US chemical safety board steps up accident probes

New report continues surge of investigations, despite internal upheaval

by Jeff Johnson, special to C&EN
July 6, 2023 | A version of this story appeared in Volume 101, Issue 22


A chemical plant with black smoke billowing out.
Credit: US Chemical Safety and Hazard Investigation Board
Fire burned at TPC Group's chemical plant in Port Neches, Texas, for more than a month in 2019.

A new report by the US Chemical Safety and Hazard Investigation Board (CSB) continues the board’s push to clear up a troubling backlog of incident investigations. It demonstrates that, despite upheaval in the last few years, the CSB has made progress in its core mandate of determining the root causes of chemical-related, primarily industrial, accidents.

Over the last year, the board completed 10 incident investigation reports, a record for this small, independent federal agency. Historically, the annual completion rate was about three reports, sometimes fewer, resulting in a big backlog of incomplete investigations and growing criticism over delays from communities, companies, and members of Congress.

The most recent report, released June 29, is an investigation of a 2020 propylene release and explosion at the Watson Grinding and Manufacturing facility in Houston. Two workers and a nearby resident were fatally injured, and hundreds of neighboring homes were damaged. It highlights two key safety issues at the firm: the lack of a comprehensive process safety management program to control the risks of its thermal spray coating operations and an ineffective emergency response plan.

The report’s release continues efforts announced last summer by CSB board members Steve Owens and Sylvia Johnson, appointed by President Joe Biden, to overhaul and reboot the board and to clear long-stalled investigations.

In June 2022, CSB’s chairperson, Katherine Lemos, resigned suddenly in a dispute with Owens and Johnson over limitations in authority that Lemos had placed on board members.

During most of Lemos’ two years on the board, she was the only member, giving her total authority.
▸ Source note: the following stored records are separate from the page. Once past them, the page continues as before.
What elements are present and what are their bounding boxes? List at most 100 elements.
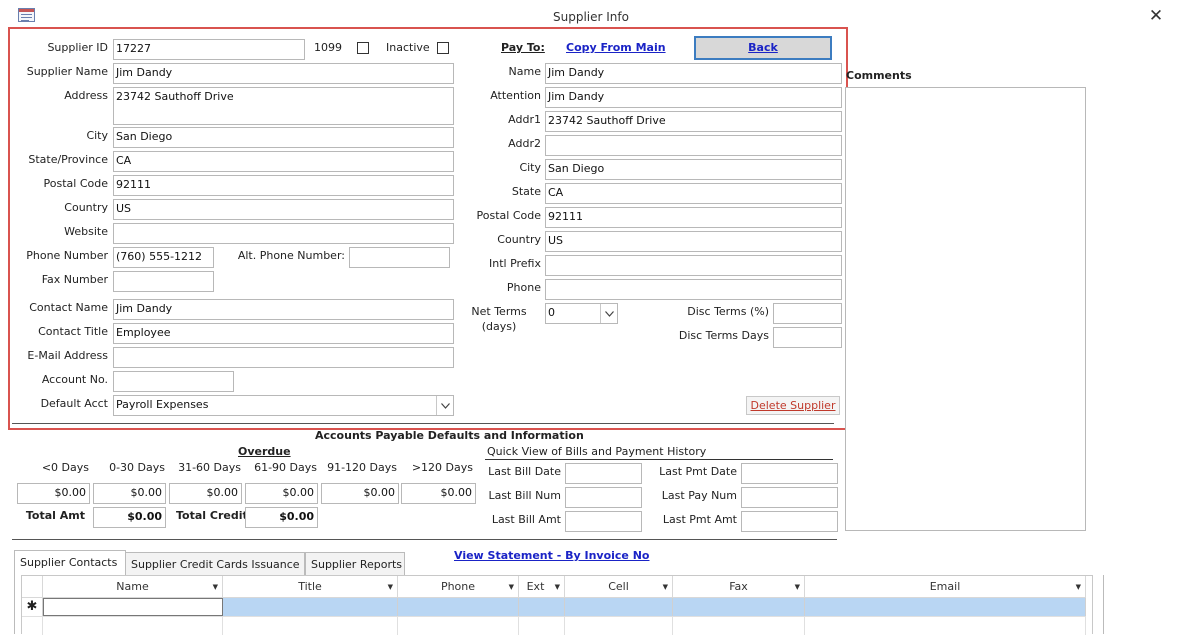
- supplier-name-label: Supplier Name: [26, 65, 108, 78]
- chevron-down-icon[interactable]: ▼: [555, 576, 560, 598]
- state-field[interactable]: CA: [113, 151, 454, 172]
- bucket-amount-61-90[interactable]: $0.00: [245, 483, 318, 504]
- disc-terms-days-field[interactable]: [773, 327, 842, 348]
- new-row-fax-cell[interactable]: [673, 598, 805, 616]
- payto-intl-prefix-label: Intl Prefix: [488, 257, 541, 270]
- empty-row-cell: [519, 616, 565, 635]
- postal-code-field[interactable]: 92111: [113, 175, 454, 196]
- last-pmt-amt-field[interactable]: [741, 511, 838, 532]
- chevron-down-icon[interactable]: [600, 304, 617, 323]
- default-acct-select[interactable]: Payroll Expenses: [113, 395, 454, 416]
- contact-title-field[interactable]: Employee: [113, 323, 454, 344]
- bucket-label-0-30: 0-30 Days: [109, 461, 165, 474]
- new-row-ext-cell[interactable]: [519, 598, 565, 616]
- supplier-name-field[interactable]: Jim Dandy: [113, 63, 454, 84]
- net-terms-select[interactable]: 0: [545, 303, 618, 324]
- payto-postal-field[interactable]: 92111: [545, 207, 842, 228]
- quick-view-title: Quick View of Bills and Payment History: [487, 445, 707, 458]
- address-field[interactable]: 23742 Sauthoff Drive: [113, 87, 454, 125]
- column-header-phone[interactable]: Phone ▼: [398, 576, 519, 598]
- column-header-cell[interactable]: Cell ▼: [565, 576, 673, 598]
- last-pay-num-field[interactable]: [741, 487, 838, 508]
- last-bill-date-field[interactable]: [565, 463, 642, 484]
- column-header-fax[interactable]: Fax ▼: [673, 576, 805, 598]
- copy-from-main-link[interactable]: Copy From Main: [566, 41, 666, 54]
- tab-supplier-credit-cards[interactable]: Supplier Credit Cards Issuance: [125, 552, 305, 575]
- payto-addr1-field[interactable]: 23742 Sauthoff Drive: [545, 111, 842, 132]
- chevron-down-icon[interactable]: ▼: [213, 576, 218, 598]
- bucket-amount-lt0[interactable]: $0.00: [17, 483, 90, 504]
- bucket-amount-gt120[interactable]: $0.00: [401, 483, 476, 504]
- empty-row-cell: [43, 616, 223, 635]
- website-field[interactable]: [113, 223, 454, 244]
- phone-field[interactable]: (760) 555-1212: [113, 247, 214, 268]
- disc-terms-pct-field[interactable]: [773, 303, 842, 324]
- payto-attention-label: Attention: [490, 89, 541, 102]
- chevron-down-icon[interactable]: ▼: [663, 576, 668, 598]
- supplier-id-field[interactable]: 17227: [113, 39, 305, 60]
- chevron-down-icon[interactable]: [436, 396, 453, 415]
- empty-row-cell: [805, 616, 1086, 635]
- last-pmt-amt-label: Last Pmt Amt: [662, 513, 737, 526]
- new-row-cell-cell[interactable]: [565, 598, 673, 616]
- 1099-checkbox[interactable]: [357, 42, 369, 54]
- column-header-name[interactable]: Name ▼: [43, 576, 223, 598]
- payto-city-label: City: [519, 161, 541, 174]
- contacts-grid[interactable]: Name ▼ Title ▼ Phone ▼ Ext ▼ Cell ▼ Fax ▼ Emai…: [21, 575, 1093, 635]
- close-icon[interactable]: ✕: [1146, 6, 1166, 26]
- column-header-email[interactable]: Email ▼: [805, 576, 1086, 598]
- country-label: Country: [64, 201, 108, 214]
- last-pmt-date-field[interactable]: [741, 463, 838, 484]
- chevron-down-icon[interactable]: ▼: [388, 576, 393, 598]
- fax-field[interactable]: [113, 271, 214, 292]
- comments-field[interactable]: [845, 87, 1086, 531]
- address-label: Address: [64, 89, 108, 102]
- payto-addr2-field[interactable]: [545, 135, 842, 156]
- total-amt-field[interactable]: $0.00: [93, 507, 166, 528]
- chevron-down-icon[interactable]: ▼: [509, 576, 514, 598]
- 1099-label: 1099: [314, 41, 342, 54]
- tab-supplier-contacts[interactable]: Supplier Contacts: [14, 550, 126, 576]
- email-field[interactable]: [113, 347, 454, 368]
- payto-country-field[interactable]: US: [545, 231, 842, 252]
- contact-name-label: Contact Name: [29, 301, 108, 314]
- tab-supplier-reports[interactable]: Supplier Reports: [305, 552, 405, 575]
- column-header-ext[interactable]: Ext ▼: [519, 576, 565, 598]
- payto-city-field[interactable]: San Diego: [545, 159, 842, 180]
- back-button[interactable]: Back: [694, 36, 832, 60]
- last-bill-amt-label: Last Bill Amt: [491, 513, 561, 526]
- bucket-amount-0-30[interactable]: $0.00: [93, 483, 166, 504]
- last-bill-amt-field[interactable]: [565, 511, 642, 532]
- city-field[interactable]: San Diego: [113, 127, 454, 148]
- delete-supplier-button[interactable]: Delete Supplier: [746, 396, 840, 415]
- payto-intl-prefix-field[interactable]: [545, 255, 842, 276]
- bucket-amount-91-120[interactable]: $0.00: [321, 483, 399, 504]
- alt-phone-field[interactable]: [349, 247, 450, 268]
- contact-name-field[interactable]: Jim Dandy: [113, 299, 454, 320]
- payto-attention-field[interactable]: Jim Dandy: [545, 87, 842, 108]
- bucket-amount-31-60[interactable]: $0.00: [169, 483, 242, 504]
- payto-state-field[interactable]: CA: [545, 183, 842, 204]
- new-row-email-cell[interactable]: [805, 598, 1086, 616]
- chevron-down-icon[interactable]: ▼: [795, 576, 800, 598]
- pay-to-heading: Pay To:: [501, 41, 545, 54]
- total-credit-field[interactable]: $0.00: [245, 507, 318, 528]
- view-statement-link[interactable]: View Statement - By Invoice No: [454, 549, 649, 562]
- payto-name-field[interactable]: Jim Dandy: [545, 63, 842, 84]
- new-row-title-cell[interactable]: [223, 598, 398, 616]
- new-row-phone-cell[interactable]: [398, 598, 519, 616]
- payto-phone-field[interactable]: [545, 279, 842, 300]
- column-header-title[interactable]: Title ▼: [223, 576, 398, 598]
- inactive-checkbox[interactable]: [437, 42, 449, 54]
- last-bill-num-field[interactable]: [565, 487, 642, 508]
- payto-addr2-label: Addr2: [508, 137, 541, 150]
- chevron-down-icon[interactable]: ▼: [1076, 576, 1081, 598]
- account-no-label: Account No.: [41, 373, 108, 386]
- empty-row-cell: [565, 616, 673, 635]
- new-row-name-cell[interactable]: [43, 598, 223, 616]
- new-record-indicator: ✱: [22, 598, 43, 616]
- grid-select-all[interactable]: [22, 576, 43, 598]
- account-no-field[interactable]: [113, 371, 234, 392]
- ap-section-title: Accounts Payable Defaults and Informatio…: [315, 429, 584, 442]
- country-field[interactable]: US: [113, 199, 454, 220]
Appointed by President Donald Trump, Lemos had an uphill fight as staff left and investigations stalled. Trump tried three times to defund the board, but Congress intervened each time with funding support.
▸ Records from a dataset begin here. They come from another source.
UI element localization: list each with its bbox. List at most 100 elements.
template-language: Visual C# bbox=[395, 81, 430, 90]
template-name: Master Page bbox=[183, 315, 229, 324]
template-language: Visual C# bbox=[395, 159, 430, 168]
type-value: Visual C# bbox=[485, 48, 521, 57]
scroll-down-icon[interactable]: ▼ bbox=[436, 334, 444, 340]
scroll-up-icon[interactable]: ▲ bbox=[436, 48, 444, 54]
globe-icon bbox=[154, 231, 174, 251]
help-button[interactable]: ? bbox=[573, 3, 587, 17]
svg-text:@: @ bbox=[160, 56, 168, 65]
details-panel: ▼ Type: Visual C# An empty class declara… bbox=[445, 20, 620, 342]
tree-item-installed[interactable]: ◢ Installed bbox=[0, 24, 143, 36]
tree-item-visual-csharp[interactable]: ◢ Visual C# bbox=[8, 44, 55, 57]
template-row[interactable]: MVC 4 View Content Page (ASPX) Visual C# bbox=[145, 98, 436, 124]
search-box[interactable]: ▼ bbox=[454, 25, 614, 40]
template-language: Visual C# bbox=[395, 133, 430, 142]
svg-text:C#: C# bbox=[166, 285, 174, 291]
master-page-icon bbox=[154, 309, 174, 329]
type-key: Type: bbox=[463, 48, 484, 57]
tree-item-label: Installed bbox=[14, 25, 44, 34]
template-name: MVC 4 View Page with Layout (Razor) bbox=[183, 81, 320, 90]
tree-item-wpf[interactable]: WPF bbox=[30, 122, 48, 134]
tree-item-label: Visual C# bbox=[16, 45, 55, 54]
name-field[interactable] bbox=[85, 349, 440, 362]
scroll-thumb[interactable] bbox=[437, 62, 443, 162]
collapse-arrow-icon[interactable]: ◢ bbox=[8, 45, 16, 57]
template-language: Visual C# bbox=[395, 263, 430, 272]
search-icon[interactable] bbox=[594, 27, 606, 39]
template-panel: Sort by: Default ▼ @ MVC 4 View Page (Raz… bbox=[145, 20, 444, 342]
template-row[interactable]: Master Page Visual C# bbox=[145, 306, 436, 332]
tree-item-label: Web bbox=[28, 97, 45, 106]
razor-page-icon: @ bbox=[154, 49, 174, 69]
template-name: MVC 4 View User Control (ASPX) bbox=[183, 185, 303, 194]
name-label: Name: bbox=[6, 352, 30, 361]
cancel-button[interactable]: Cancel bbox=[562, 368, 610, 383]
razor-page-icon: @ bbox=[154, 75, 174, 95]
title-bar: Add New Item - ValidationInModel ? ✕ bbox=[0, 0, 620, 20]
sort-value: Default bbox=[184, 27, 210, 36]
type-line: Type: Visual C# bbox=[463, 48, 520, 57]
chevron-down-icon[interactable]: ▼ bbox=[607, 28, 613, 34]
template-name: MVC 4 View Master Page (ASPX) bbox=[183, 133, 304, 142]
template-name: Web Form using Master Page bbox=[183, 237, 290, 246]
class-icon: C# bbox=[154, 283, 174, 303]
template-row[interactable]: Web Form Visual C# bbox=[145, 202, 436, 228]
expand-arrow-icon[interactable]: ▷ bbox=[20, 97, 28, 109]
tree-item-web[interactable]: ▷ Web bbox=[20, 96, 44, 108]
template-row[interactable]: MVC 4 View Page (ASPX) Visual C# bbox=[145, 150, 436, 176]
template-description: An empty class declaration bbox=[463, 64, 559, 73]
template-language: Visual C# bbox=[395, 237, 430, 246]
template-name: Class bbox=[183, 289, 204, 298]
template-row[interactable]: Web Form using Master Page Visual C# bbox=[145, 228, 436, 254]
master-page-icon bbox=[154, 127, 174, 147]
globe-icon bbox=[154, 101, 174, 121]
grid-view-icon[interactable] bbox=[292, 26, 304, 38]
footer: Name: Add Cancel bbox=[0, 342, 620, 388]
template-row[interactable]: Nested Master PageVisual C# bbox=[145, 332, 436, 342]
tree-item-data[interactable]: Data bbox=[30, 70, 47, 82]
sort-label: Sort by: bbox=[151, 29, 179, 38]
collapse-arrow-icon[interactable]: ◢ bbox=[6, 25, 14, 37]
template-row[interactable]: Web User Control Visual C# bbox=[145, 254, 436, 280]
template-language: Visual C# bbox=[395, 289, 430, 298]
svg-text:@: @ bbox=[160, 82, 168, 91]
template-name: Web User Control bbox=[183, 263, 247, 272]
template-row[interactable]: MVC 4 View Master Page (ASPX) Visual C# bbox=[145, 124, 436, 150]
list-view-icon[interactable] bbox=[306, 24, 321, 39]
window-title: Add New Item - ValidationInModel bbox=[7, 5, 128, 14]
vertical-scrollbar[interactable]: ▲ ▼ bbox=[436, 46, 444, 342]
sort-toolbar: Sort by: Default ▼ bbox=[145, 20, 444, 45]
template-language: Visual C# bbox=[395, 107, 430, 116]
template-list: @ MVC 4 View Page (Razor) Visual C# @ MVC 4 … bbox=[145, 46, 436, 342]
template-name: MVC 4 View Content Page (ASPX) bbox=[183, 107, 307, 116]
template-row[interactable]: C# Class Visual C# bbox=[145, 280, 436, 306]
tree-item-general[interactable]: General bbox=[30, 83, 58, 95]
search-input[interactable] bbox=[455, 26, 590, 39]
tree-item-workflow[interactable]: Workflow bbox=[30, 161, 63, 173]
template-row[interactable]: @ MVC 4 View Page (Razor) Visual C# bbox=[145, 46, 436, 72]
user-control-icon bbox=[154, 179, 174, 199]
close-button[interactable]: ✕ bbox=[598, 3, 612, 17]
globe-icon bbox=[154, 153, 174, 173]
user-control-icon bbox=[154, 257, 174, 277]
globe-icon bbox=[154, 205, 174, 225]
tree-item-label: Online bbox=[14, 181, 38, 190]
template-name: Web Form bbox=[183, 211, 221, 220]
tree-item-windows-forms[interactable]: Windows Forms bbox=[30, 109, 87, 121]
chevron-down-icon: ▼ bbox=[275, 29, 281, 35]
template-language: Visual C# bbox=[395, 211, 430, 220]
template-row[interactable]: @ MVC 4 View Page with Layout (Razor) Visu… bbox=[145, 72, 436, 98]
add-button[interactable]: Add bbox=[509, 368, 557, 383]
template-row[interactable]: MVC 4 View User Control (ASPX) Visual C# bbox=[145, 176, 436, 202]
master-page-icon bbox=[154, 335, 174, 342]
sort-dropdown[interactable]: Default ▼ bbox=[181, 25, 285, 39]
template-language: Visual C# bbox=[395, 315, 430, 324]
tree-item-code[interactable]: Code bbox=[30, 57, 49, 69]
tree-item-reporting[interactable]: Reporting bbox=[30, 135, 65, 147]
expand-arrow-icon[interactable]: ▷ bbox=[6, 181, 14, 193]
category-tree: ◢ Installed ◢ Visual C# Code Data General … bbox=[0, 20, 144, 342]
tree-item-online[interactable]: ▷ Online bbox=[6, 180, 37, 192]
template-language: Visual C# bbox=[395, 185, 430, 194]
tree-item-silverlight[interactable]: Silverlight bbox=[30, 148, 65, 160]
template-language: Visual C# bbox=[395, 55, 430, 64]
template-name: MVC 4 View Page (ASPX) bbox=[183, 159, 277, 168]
With Lemos’ departure, a half dozen top staff she brought with her also left. The board wound up with just 27 positions filled out of the 44 it could have, according to a report by the US Environmental Protection Agency’s Office of Inspector General (OIG), which oversees the CSB.

The report found a host of problems that needed to be addressed by CSB management, including an inability to fill positions, an annual staff attrition rate of 22% over the prior 3 years, and low staff morale. But despite the problems, the board has significantly cut its backlog to eight investigations. The CSB has a goal to complete all but one in the backlog by the end of 2023.

On the flip side, the CSB has initiated only one new incident investigation in the last year, even though several hundred incidents would have qualified for a full investigation by meeting CSB criteria of a fatality, serious injuries, or significant property damage.

Over the past 12 months, the CSB has pushed to hire new employees and has brought back former investigators. CSB tells C&EN that it plans to issue two more final reports shortly and that it has hired five new investigators, including a supervisory investigator.

In December, board membership was increased to three with the confirmation of Catherine Sandoval, but it remains short of the designated five members.

Meanwhile, the OIG is investigating Lemos. It recently found she had misused some $50,000 for travel from her home in San Diego to the CSB’s Washington, DC, offices and to visit an aircraft carrier in Virginia; she also misused some $20,000 for office renovations. She does not agree with the findings, according to the OIG’s report.